とりあえず座って、脱抑制。(写真=PIXTA)

言葉を発するということは、本来苦労して「押し出す」ようなことではなくて、むしろ水道の蛇口をひねると水が出てくるような、そんな自然なプロセスである。うまく「抑制」を外してやれば、あとは自然に言葉が出てくるのである。大抵の人は、難しく考えて抑制を外せないでいる。

そうは言っても、書くことがないという人がいるかもしれない。しかし、そもそも内容があらかじめわかってなければ書けない、というのが間違った思い込みなのである。

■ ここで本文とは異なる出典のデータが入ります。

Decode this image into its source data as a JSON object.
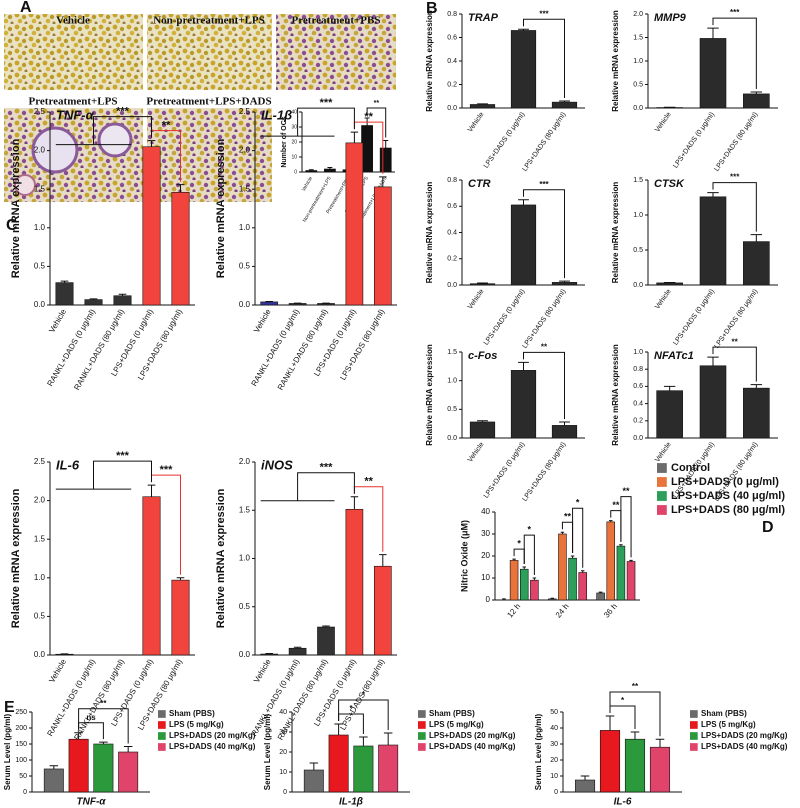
{
  "panel_labels": [
    "A",
    "B",
    "C",
    "D",
    "E"
  ],
  "panel_a_images": [
    "Vehicle",
    "Non-pretreatment+LPS",
    "Pretreatment+PBS",
    "Pretreatment+LPS",
    "Pretreatment+LPS+DADS"
  ],
  "chart_data": [
    {
      "type": "bar",
      "ylabel": "Number of OCs",
      "categories": [
        "Vehicle",
        "Non-pretreatment+LPS",
        "Pretreatment+PBS",
        "Pretreatment+LPS",
        "Pretreatment+LPS+DADS"
      ],
      "values": [
        1,
        2,
        1.5,
        31,
        16
      ],
      "errors": [
        0.5,
        1,
        0.5,
        5,
        5
      ],
      "color": "#111111",
      "ylim": [
        0,
        40
      ],
      "yticks": [
        0,
        10,
        20,
        30,
        40
      ],
      "annotations": [
        {
          "text": "**",
          "left": 3,
          "right": 4
        }
      ]
    },
    {
      "type": "bar",
      "title": "TRAP",
      "ylabel": "Relative mRNA expression",
      "categories": [
        "Vehicle",
        "LPS+DADS (0 μg/ml)",
        "LPS+DADS (80 μg/ml)"
      ],
      "values": [
        0.03,
        0.66,
        0.05
      ],
      "errors": [
        0.005,
        0.01,
        0.01
      ],
      "color": "#2b2b2b",
      "ylim": [
        0,
        0.8
      ],
      "yticks": [
        {
          "value": 0,
          "label": "0.0"
        },
        0.2,
        0.4,
        0.6,
        0.8
      ],
      "annotations": [
        {
          "text": "***",
          "left": 1,
          "right": 2
        }
      ]
    },
    {
      "type": "bar",
      "title": "MMP9",
      "ylabel": "Relative mRNA expression",
      "categories": [
        "Vehicle",
        "LPS+DADS (0 μg/ml)",
        "LPS+DADS (80 μg/ml)"
      ],
      "values": [
        0.01,
        1.48,
        0.3
      ],
      "errors": [
        0.005,
        0.22,
        0.04
      ],
      "color": "#2b2b2b",
      "ylim": [
        0,
        2
      ],
      "yticks": [
        {
          "value": 0,
          "label": "0.0"
        },
        0.5,
        {
          "value": 1,
          "label": "1.0"
        },
        1.5,
        {
          "value": 2,
          "label": "2.0"
        }
      ],
      "annotations": [
        {
          "text": "***",
          "left": 1,
          "right": 2
        }
      ]
    },
    {
      "type": "bar",
      "title": "CTR",
      "ylabel": "Relative mRNA expression",
      "categories": [
        "Vehicle",
        "LPS+DADS (0 μg/ml)",
        "LPS+DADS (80 μg/ml)"
      ],
      "values": [
        0.01,
        0.61,
        0.02
      ],
      "errors": [
        0.005,
        0.04,
        0.01
      ],
      "color": "#2b2b2b",
      "ylim": [
        0,
        0.8
      ],
      "yticks": [
        {
          "value": 0,
          "label": "0.0"
        },
        0.2,
        0.4,
        0.6,
        0.8
      ],
      "annotations": [
        {
          "text": "***",
          "left": 1,
          "right": 2
        }
      ]
    },
    {
      "type": "bar",
      "title": "CTSK",
      "ylabel": "Relative mRNA expression",
      "categories": [
        "Vehicle",
        "LPS+DADS (0 μg/ml)",
        "LPS+DADS (80 μg/ml)"
      ],
      "values": [
        0.03,
        1.26,
        0.62
      ],
      "errors": [
        0.005,
        0.06,
        0.1
      ],
      "color": "#2b2b2b",
      "ylim": [
        0,
        1.5
      ],
      "yticks": [
        {
          "value": 0,
          "label": "0.0"
        },
        0.5,
        {
          "value": 1,
          "label": "1.0"
        },
        1.5
      ],
      "annotations": [
        {
          "text": "***",
          "left": 1,
          "right": 2
        }
      ]
    },
    {
      "type": "bar",
      "title": "c-Fos",
      "ylabel": "Relative mRNA expression",
      "categories": [
        "Vehicle",
        "LPS+DADS (0 μg/ml)",
        "LPS+DADS (80 μg/ml)"
      ],
      "values": [
        0.28,
        1.18,
        0.22
      ],
      "errors": [
        0.02,
        0.14,
        0.06
      ],
      "color": "#2b2b2b",
      "ylim": [
        0,
        1.5
      ],
      "yticks": [
        {
          "value": 0,
          "label": "0.0"
        },
        0.5,
        {
          "value": 1,
          "label": "1.0"
        },
        1.5
      ],
      "annotations": [
        {
          "text": "**",
          "left": 1,
          "right": 2
        }
      ]
    },
    {
      "type": "bar",
      "title": "NFATc1",
      "ylabel": "Relative mRNA expression",
      "categories": [
        "Vehicle",
        "LPS+DADS (0 μg/ml)",
        "LPS+DADS (80 μg/ml)"
      ],
      "values": [
        0.55,
        0.84,
        0.58
      ],
      "errors": [
        0.05,
        0.1,
        0.04
      ],
      "color": "#2b2b2b",
      "ylim": [
        0,
        1
      ],
      "yticks": [
        {
          "value": 0,
          "label": "0.0"
        },
        0.2,
        0.4,
        0.6,
        0.8,
        {
          "value": 1,
          "label": "1.0"
        }
      ],
      "annotations": [
        {
          "text": "**",
          "left": 1,
          "right": 2
        }
      ]
    },
    {
      "type": "bar",
      "title": "TNF-α",
      "ylabel": "Relative mRNA expression",
      "categories": [
        "Vehicle",
        "RANKL+DADS (0 μg/ml)",
        "RANKL+DADS (80 μg/ml)",
        "LPS+DADS (0 μg/ml)",
        "LPS+DADS (80 μg/ml)"
      ],
      "values": [
        0.29,
        0.07,
        0.12,
        2.05,
        1.46
      ],
      "errors": [
        0.02,
        0.01,
        0.02,
        0.08,
        0.1
      ],
      "colors": [
        "#333333",
        "#333333",
        "#333333",
        "#f0443c",
        "#f0443c"
      ],
      "ylim": [
        0,
        2.5
      ],
      "yticks": [
        {
          "value": 0,
          "label": "0.0"
        },
        0.5,
        {
          "value": 1,
          "label": "1.0"
        },
        1.5,
        {
          "value": 2,
          "label": "2.0"
        },
        2.5
      ],
      "annotations": [
        {
          "text": "**",
          "left": 3,
          "right": 4,
          "color": "#e8302a"
        },
        {
          "text": "***",
          "left": [
            0,
            2
          ],
          "right": 3
        }
      ]
    },
    {
      "type": "bar",
      "title": "IL-1β",
      "ylabel": "Relative mRNA expression",
      "categories": [
        "Vehicle",
        "RANKL+DADS (0 μg/ml)",
        "RANKL+DADS (80 μg/ml)",
        "LPS+DADS (0 μg/ml)",
        "LPS+DADS (80 μg/ml)"
      ],
      "values": [
        0.04,
        0.02,
        0.02,
        2.1,
        1.53
      ],
      "errors": [
        0.005,
        0.005,
        0.005,
        0.14,
        0.13
      ],
      "colors": [
        "#333399",
        "#333333",
        "#333333",
        "#f0443c",
        "#f0443c"
      ],
      "ylim": [
        0,
        2.5
      ],
      "yticks": [
        {
          "value": 0,
          "label": "0.0"
        },
        0.5,
        {
          "value": 1,
          "label": "1.0"
        },
        1.5,
        {
          "value": 2,
          "label": "2.0"
        },
        2.5
      ],
      "annotations": [
        {
          "text": "**",
          "left": 3,
          "right": 4,
          "color": "#e8302a"
        },
        {
          "text": "***",
          "left": [
            0,
            2
          ],
          "right": 3
        }
      ]
    },
    {
      "type": "bar",
      "title": "IL-6",
      "ylabel": "Relative mRNA expression",
      "categories": [
        "Vehicle",
        "RANKL+DADS (0 μg/ml)",
        "RANKL+DADS (80 μg/ml)",
        "LPS+DADS (0 μg/ml)",
        "LPS+DADS (80 μg/ml)"
      ],
      "values": [
        0.01,
        0,
        0,
        2.05,
        0.97
      ],
      "errors": [
        0.005,
        0,
        0,
        0.15,
        0.03
      ],
      "colors": [
        "#333333",
        "#333333",
        "#333333",
        "#f0443c",
        "#f0443c"
      ],
      "ylim": [
        0,
        2.5
      ],
      "yticks": [
        {
          "value": 0,
          "label": "0.0"
        },
        0.5,
        {
          "value": 1,
          "label": "1.0"
        },
        1.5,
        {
          "value": 2,
          "label": "2.0"
        },
        2.5
      ],
      "annotations": [
        {
          "text": "***",
          "left": 3,
          "right": 4,
          "color": "#e8302a"
        },
        {
          "text": "***",
          "left": [
            0,
            2
          ],
          "right": 3
        }
      ]
    },
    {
      "type": "bar",
      "title": "iNOS",
      "ylabel": "Relative mRNA expression",
      "categories": [
        "Vehicle",
        "RANKL+DADS (0 μg/ml)",
        "RANKL+DADS (80 μg/ml)",
        "LPS+DADS (0 μg/ml)",
        "LPS+DADS (80 μg/ml)"
      ],
      "values": [
        0.01,
        0.07,
        0.29,
        1.51,
        0.92
      ],
      "errors": [
        0.005,
        0.01,
        0.01,
        0.13,
        0.12
      ],
      "colors": [
        "#333333",
        "#333333",
        "#333333",
        "#f0443c",
        "#f0443c"
      ],
      "ylim": [
        0,
        2
      ],
      "yticks": [
        {
          "value": 0,
          "label": "0.0"
        },
        0.5,
        {
          "value": 1,
          "label": "1.0"
        },
        1.5,
        {
          "value": 2,
          "label": "2.0"
        }
      ],
      "annotations": [
        {
          "text": "**",
          "left": 3,
          "right": 4,
          "color": "#e8302a"
        },
        {
          "text": "***",
          "left": [
            0,
            2
          ],
          "right": 3
        }
      ]
    },
    {
      "type": "bar",
      "ylabel": "Nitric Oxide (μM)",
      "categories": [
        "12 h",
        "24 h",
        "36 h"
      ],
      "series": [
        {
          "name": "Control",
          "color": "#6b6b6b",
          "values": [
            0,
            0.5,
            3.2
          ],
          "errors": [
            0.5,
            0.3,
            0.4
          ]
        },
        {
          "name": "LPS+DADS (0 μg/ml)",
          "color": "#e8743b",
          "values": [
            18,
            30,
            35.5
          ],
          "errors": [
            0.6,
            0.8,
            0.6
          ]
        },
        {
          "name": "LPS+DADS (40 μg/ml)",
          "color": "#2ca05a",
          "values": [
            14,
            19,
            24.5
          ],
          "errors": [
            1,
            1,
            0.6
          ]
        },
        {
          "name": "LPS+DADS (80 μg/ml)",
          "color": "#e0446a",
          "values": [
            9,
            12.5,
            17.5
          ],
          "errors": [
            1,
            0.8,
            0.5
          ]
        }
      ],
      "ylim": [
        0,
        40
      ],
      "yticks": [
        0,
        10,
        20,
        30,
        40
      ],
      "legend": "right",
      "annotations": [
        {
          "text": "*",
          "category": 0,
          "left": 1,
          "right": 2
        },
        {
          "text": "*",
          "category": 0,
          "left": 2,
          "right": 3
        },
        {
          "text": "**",
          "category": 1,
          "left": 1,
          "right": 2
        },
        {
          "text": "*",
          "category": 1,
          "left": 2,
          "right": 3
        },
        {
          "text": "**",
          "category": 2,
          "left": 1,
          "right": 2
        },
        {
          "text": "**",
          "category": 2,
          "left": 2,
          "right": 3
        }
      ]
    },
    {
      "type": "bar",
      "xlabel": "TNF-α",
      "ylabel": "Serum Level (pg/ml)",
      "series": [
        {
          "name": "Sham (PBS)",
          "color": "#6b6b6b",
          "values": [
            72
          ],
          "errors": [
            10
          ]
        },
        {
          "name": "LPS (5 mg/Kg)",
          "color": "#e8191e",
          "values": [
            165
          ],
          "errors": [
            20
          ]
        },
        {
          "name": "LPS+DADS (20 mg/Kg)",
          "color": "#2c9a3c",
          "values": [
            150
          ],
          "errors": [
            6
          ]
        },
        {
          "name": "LPS+DADS (40 mg/Kg)",
          "color": "#e0446a",
          "values": [
            125
          ],
          "errors": [
            17
          ]
        }
      ],
      "ylim": [
        0,
        250
      ],
      "yticks": [
        0,
        50,
        100,
        150,
        200,
        250
      ],
      "legend": "right",
      "annotations": [
        {
          "text": "ns",
          "category": 0,
          "left": 1,
          "right": 2
        },
        {
          "text": "**",
          "category": 0,
          "left": 1,
          "right": 3
        }
      ]
    },
    {
      "type": "bar",
      "xlabel": "IL-1β",
      "ylabel": "Serum Level (pg/ml)",
      "series": [
        {
          "name": "Sham (PBS)",
          "color": "#6b6b6b",
          "values": [
            11
          ],
          "errors": [
            3.5
          ]
        },
        {
          "name": "LPS (5 mg/Kg)",
          "color": "#e8191e",
          "values": [
            28.5
          ],
          "errors": [
            5.5
          ]
        },
        {
          "name": "LPS+DADS (20 mg/Kg)",
          "color": "#2c9a3c",
          "values": [
            23
          ],
          "errors": [
            4.5
          ]
        },
        {
          "name": "LPS+DADS (40 mg/Kg)",
          "color": "#e0446a",
          "values": [
            23.5
          ],
          "errors": [
            6
          ]
        }
      ],
      "ylim": [
        0,
        40
      ],
      "yticks": [
        0,
        10,
        20,
        30,
        40
      ],
      "legend": "right",
      "annotations": [
        {
          "text": "*",
          "category": 0,
          "left": 1,
          "right": 2
        },
        {
          "text": "*",
          "category": 0,
          "left": 1,
          "right": 3
        }
      ]
    },
    {
      "type": "bar",
      "xlabel": "IL-6",
      "ylabel": "Serum Level (pg/ml)",
      "series": [
        {
          "name": "Sham (PBS)",
          "color": "#6b6b6b",
          "values": [
            7.5
          ],
          "errors": [
            2.5
          ]
        },
        {
          "name": "LPS (5 mg/Kg)",
          "color": "#e8191e",
          "values": [
            38.5
          ],
          "errors": [
            9
          ]
        },
        {
          "name": "LPS+DADS (20 mg/Kg)",
          "color": "#2c9a3c",
          "values": [
            33
          ],
          "errors": [
            4.5
          ]
        },
        {
          "name": "LPS+DADS (40 mg/Kg)",
          "color": "#e0446a",
          "values": [
            28
          ],
          "errors": [
            5
          ]
        }
      ],
      "ylim": [
        0,
        50
      ],
      "yticks": [
        0,
        10,
        20,
        30,
        40,
        50
      ],
      "legend": "right",
      "annotations": [
        {
          "text": "*",
          "category": 0,
          "left": 1,
          "right": 2
        },
        {
          "text": "**",
          "category": 0,
          "left": 1,
          "right": 3
        }
      ]
    }
  ]
}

私がお世話になった英国ケンブリッジ大学のバーロー教授が、あるとき面白いことを言った。文章が書けないで困っている学生が、「自分が何を考えているのかわからない」と嘆いていたら、一言、「書いてごらん。そしたらわかるよ」と声をかけたのである。

さすがは、私の尊敬する脳科学の大家。「書いてごらん。そしたらわかるよ」。この言葉には、脳が言葉を生み出すプロセスについての、深い洞察がある。

何を書こうと、悩むのはもったいない。とりあえず座って、脱抑制してみる。そのこつさえ掴めれば、自分の脳から流れ出てくる言葉の列に、びっくりするはずだ。

現に、私はそんなふうにしてこの文章を書いている。